Advocates for Animals has called for an end to the keeping of fish and aquatic invertebrates in public aquaria and for Scotland to "lead other countries towards a more compassionate society".

'Sentient beings'

It claimed the rapid growth of the "highly profitable" aquarium industry had resulted in fiercer competition, which had forced businesses to exhibit uncommon, bigger or different species - bringing new welfare concerns.

Campaigns manager, Lynda Korimboccus, said: "When held captive in an aquarium, aquatic animals live far from natural lives and can suffer terribly as a result.

Staff at Deep Sea Leisure have always maintained the highest standards of care and are very experienced
Sue Elaiho
Deep Sea Leisure
"People are becoming increasingly concerned about the keeping of animals in more traditional zoos, and there is a growing realisation that fish are also sentient beings capable of suffering in captivity."

The report also found that 98% of animals did not belong to species classed as threatened by the World Conservation Union.

An estimated 80% of animals were, contrary to good practice guidelines, caught in the wild, it added.

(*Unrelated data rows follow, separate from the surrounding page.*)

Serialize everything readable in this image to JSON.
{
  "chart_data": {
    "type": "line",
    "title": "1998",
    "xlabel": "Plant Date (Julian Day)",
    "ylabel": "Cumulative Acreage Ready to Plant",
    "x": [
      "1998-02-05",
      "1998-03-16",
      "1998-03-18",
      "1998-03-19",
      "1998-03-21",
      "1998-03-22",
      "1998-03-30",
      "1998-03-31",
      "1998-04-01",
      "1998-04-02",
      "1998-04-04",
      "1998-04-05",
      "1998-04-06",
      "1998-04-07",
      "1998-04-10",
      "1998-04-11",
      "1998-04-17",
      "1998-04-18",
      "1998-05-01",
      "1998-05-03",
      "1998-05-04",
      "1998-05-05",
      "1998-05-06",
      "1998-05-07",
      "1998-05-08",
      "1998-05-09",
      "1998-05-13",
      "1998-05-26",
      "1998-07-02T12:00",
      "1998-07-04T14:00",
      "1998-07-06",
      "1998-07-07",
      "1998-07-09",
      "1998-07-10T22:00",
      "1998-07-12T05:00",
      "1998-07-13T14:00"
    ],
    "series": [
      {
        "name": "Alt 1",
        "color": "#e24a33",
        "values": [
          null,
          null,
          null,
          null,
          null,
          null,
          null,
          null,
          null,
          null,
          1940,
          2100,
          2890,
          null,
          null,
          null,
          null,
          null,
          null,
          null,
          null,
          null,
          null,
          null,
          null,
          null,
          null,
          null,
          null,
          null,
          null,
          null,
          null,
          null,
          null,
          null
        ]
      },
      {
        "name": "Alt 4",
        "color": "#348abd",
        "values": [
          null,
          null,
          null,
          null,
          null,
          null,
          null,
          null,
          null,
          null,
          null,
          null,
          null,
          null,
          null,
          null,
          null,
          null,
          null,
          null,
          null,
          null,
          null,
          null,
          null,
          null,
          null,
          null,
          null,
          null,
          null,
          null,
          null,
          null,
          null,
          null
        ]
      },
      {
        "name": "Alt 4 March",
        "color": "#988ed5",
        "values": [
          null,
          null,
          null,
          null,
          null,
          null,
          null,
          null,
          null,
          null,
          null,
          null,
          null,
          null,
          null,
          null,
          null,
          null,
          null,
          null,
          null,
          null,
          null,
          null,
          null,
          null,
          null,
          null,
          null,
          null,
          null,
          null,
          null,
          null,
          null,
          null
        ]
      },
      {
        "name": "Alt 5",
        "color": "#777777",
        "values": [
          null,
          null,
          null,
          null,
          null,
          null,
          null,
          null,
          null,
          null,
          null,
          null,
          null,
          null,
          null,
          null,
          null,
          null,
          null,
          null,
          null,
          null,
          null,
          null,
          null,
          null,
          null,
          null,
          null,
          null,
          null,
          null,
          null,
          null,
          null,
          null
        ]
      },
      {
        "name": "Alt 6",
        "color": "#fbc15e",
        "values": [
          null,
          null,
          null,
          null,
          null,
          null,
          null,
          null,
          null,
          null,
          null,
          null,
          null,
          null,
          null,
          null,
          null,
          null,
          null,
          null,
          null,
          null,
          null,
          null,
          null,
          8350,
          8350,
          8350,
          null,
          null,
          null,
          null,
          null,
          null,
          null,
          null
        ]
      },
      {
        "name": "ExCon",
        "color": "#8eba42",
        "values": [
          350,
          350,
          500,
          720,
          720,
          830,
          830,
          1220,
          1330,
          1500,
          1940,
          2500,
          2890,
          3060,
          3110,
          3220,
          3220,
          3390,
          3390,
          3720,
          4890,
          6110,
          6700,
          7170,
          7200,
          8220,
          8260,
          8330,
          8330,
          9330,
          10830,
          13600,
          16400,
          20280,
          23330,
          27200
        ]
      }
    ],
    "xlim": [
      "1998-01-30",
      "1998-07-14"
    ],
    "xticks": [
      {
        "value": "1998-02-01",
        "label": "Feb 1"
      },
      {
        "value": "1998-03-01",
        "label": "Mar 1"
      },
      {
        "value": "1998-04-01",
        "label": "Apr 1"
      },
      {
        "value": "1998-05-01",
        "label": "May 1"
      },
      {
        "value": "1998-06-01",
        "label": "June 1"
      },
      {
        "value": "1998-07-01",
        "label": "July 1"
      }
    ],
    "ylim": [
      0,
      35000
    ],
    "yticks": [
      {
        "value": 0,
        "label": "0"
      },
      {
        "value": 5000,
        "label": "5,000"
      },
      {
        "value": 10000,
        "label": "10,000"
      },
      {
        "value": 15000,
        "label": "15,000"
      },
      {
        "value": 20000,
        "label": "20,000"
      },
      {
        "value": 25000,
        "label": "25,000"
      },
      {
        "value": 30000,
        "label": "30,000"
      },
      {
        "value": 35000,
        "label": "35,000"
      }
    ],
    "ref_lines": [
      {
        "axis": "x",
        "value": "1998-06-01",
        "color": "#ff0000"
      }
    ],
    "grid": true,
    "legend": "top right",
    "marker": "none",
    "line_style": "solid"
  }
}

Deep Sea World in Edinburgh said it was committed to investing and improving the welfare of all creatures under its care.

Deep Sea Leisure director, Sue Elaiho, said the centre worked with the local authority and veterinary support groups to ensure safety checks satisfied modern zoo practice standards.

'Highest standards'

She said: "Staff at Deep Sea Leisure have always maintained the highest standards of care and are very experienced, being trained in animal husbandry techniques and receiving regular inspections by external inspectors.

"The dive team at Deep Sea World in Edinburgh has been helping to rescue distressed local marine life since the company's inception 10 years ago.

"The aquarium is currently working with the Scottish Society for the Prevention of Cruelty to Animals (SSPCA) to open a seal sanctuary for injured and orphaned seals at the site from February 2005."